Maybe I am wrong. After all, people read the paper because they want to be (and feel) informed. If readers become aware of the disservice you are observing, they will drop that paper. After all, you aren’t exactly quoting USA Today to make this point about a lack of depth. It’s not seen as a serious enough paper to warrant the concern. But could a paper survive by giving space given to the foregone consequences, to the problems that didn’t happen?
 
Written By: Wulf
URL: http://www.atlasblogged.com
"Readers come away with sympathy for the current hardships, but there is no space given to the foregone consequences, to the problems that didn’t happen."
Understanding what is not presented by the press requires critical thinking skills on the part of the readership.
 
Written By: Grimshaw
URL: http://
Most newspapers don’t go into analyzing the story with magazines supposedly picking up the slack.

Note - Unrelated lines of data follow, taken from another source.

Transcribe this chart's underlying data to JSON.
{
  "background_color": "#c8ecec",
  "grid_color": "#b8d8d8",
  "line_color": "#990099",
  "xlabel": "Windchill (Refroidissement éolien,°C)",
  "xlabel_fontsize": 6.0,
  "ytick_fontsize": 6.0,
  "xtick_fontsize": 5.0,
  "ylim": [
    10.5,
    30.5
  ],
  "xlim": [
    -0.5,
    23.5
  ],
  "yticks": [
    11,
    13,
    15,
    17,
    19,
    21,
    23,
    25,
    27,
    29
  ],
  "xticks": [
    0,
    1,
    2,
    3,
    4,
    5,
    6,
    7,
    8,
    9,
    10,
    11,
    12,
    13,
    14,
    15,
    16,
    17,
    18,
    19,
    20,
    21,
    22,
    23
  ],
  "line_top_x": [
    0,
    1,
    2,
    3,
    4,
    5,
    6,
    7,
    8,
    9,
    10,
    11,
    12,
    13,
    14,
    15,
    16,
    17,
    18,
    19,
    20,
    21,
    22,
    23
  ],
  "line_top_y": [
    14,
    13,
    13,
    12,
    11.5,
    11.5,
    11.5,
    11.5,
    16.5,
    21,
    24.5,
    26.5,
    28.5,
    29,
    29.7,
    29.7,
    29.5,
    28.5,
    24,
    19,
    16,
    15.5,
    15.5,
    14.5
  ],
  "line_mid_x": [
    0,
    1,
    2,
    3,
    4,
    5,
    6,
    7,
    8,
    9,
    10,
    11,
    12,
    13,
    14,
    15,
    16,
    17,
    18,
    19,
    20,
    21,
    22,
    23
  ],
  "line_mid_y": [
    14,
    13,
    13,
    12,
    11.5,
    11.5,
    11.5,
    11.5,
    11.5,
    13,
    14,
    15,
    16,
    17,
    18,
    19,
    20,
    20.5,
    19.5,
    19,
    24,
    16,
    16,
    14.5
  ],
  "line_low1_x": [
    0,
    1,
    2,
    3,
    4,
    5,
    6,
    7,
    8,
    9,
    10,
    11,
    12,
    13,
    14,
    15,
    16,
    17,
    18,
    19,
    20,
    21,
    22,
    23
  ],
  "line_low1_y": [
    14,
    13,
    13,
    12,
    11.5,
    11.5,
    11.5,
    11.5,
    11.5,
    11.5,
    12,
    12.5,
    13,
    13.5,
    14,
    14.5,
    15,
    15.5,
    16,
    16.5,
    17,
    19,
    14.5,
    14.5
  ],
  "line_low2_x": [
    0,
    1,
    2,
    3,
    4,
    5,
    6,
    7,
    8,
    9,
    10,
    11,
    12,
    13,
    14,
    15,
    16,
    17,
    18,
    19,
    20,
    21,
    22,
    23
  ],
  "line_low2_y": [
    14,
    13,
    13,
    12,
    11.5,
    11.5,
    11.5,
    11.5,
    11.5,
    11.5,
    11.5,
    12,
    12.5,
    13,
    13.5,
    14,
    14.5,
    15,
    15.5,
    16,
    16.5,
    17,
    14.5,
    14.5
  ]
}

But of course, there is no coordination between those different media so unless one is inclined to do some research themselves, one only learns the surface facts. I find it interesting that Mississippi and Alabama have received little coverage and seemly few problems have been exposed and covered by the media.

From a friend who worked there after Katrina, in Mississippi they followed the “do what your have to and ask for forgiveness latter” logic. That got things really rolling and I’m sure it gave everyone a “can do” attitude which prevailed even after the more intensive, thought-out recovery/rebuilding work began. He said that in Louisiana they waited for the proper paperwork and approvals from day one.